I think the problem from too many fans' perspectives is that good defense is very difficult to actually recognize when you see it. And it is even harder still to appreciate or enjoy. It isn't the "fun" stuff. But seeing those goals pile up is fun. Problem is this team wasn't - and still isn't - built to play a skilled game.
So you can keep complaining about the "grinders" all you want. But that was a part of what helped that 11-12 team succeed. The fans waving the pitch forks to fire Torts ignored - or never learned - the lessons of the dark years that they JUST ****ing went through (assuming they were either old enough to live through it or not a recent bandwagoner). Those dark years teams were a different combination of free agent "all star" forwards each year, awful defensively, didn't compete, and didn't have a team concept. The Nash trade moved this team back toward the "all-star" misfits, and away from a team concept that was working for once.

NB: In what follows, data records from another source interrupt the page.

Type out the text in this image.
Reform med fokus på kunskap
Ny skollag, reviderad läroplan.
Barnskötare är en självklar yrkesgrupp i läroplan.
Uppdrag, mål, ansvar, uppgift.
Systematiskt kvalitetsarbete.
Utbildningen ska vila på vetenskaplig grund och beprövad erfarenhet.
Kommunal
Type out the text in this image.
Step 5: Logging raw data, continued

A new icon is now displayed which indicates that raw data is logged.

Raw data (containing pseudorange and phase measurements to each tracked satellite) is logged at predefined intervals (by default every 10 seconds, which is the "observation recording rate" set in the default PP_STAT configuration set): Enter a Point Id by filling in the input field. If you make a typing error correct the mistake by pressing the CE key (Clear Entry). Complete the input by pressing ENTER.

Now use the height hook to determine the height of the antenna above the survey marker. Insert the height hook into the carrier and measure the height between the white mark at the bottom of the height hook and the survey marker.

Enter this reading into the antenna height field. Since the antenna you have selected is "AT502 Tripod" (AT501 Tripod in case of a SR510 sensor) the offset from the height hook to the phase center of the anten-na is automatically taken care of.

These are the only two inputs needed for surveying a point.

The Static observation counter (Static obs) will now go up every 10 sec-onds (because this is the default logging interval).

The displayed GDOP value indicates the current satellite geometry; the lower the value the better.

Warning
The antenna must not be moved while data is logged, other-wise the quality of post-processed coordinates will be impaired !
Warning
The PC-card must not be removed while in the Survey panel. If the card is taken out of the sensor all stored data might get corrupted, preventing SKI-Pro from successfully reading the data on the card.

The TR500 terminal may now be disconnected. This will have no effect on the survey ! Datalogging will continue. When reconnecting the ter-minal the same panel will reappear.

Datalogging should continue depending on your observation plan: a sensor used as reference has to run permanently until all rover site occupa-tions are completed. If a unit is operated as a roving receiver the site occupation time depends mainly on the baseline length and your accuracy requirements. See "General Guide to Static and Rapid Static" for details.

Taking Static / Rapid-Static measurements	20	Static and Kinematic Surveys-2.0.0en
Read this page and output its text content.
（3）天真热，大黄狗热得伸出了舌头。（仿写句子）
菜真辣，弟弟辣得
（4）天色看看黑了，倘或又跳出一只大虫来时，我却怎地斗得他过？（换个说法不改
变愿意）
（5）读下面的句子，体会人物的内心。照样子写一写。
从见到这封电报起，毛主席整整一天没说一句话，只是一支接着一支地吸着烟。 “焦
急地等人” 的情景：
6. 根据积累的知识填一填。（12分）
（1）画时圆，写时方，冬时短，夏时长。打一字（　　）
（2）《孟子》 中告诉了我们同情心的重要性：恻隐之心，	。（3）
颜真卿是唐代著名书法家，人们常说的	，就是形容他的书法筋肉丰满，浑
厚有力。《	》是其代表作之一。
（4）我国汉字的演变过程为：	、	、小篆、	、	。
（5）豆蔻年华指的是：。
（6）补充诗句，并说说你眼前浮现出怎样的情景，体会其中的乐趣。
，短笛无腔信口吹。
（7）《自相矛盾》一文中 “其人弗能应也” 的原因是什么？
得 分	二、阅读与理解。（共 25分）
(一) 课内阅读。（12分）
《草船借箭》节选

Firing Torts killed not only that team concept, but seems to have also put a pretty big dent in the team's defense.
--
Just about every single defenseman, except for Anton Stralman, has looked consistently significantly worse this year than at any time in the past couple seasons while Tortorella was coach. I have not seen more than a handful of games where I saw the forwards playing a consistently solid, defensively responsible game.
Two examples:
Stepan's defensive game - compared to the past two years when I thought, by comparison, he was much more consistently stellar on that side of the puck - has looked abysmal far too much this season for my liking.
McDonagh has been driving me absolutely batty this year. I love the offense he has been adding to his game; but at the same time, he has been making a **** ton more positional mistakes than I grew used to from him over the past couple years. Yes, some of that comes with the territory of playing more aggressive -- but I'm also seeing far too many situations in which he has no chance to make a play or be aggressive/offensive, and is getting caught with the opposing forwards behind him. And I'm not talking about pinching - this is happening at his own defensive blue line and in his own zone. I'm hoping it is just an adjustment period he is going through to a new system or style of play. But so far I am unimpressed.
Those are two guys who I used to see on the ice and feel relatively comfortable about the team's defense. Now, I see them out there, and I'm just hoping for no defensive lapses. This is not a new development I'm happy with.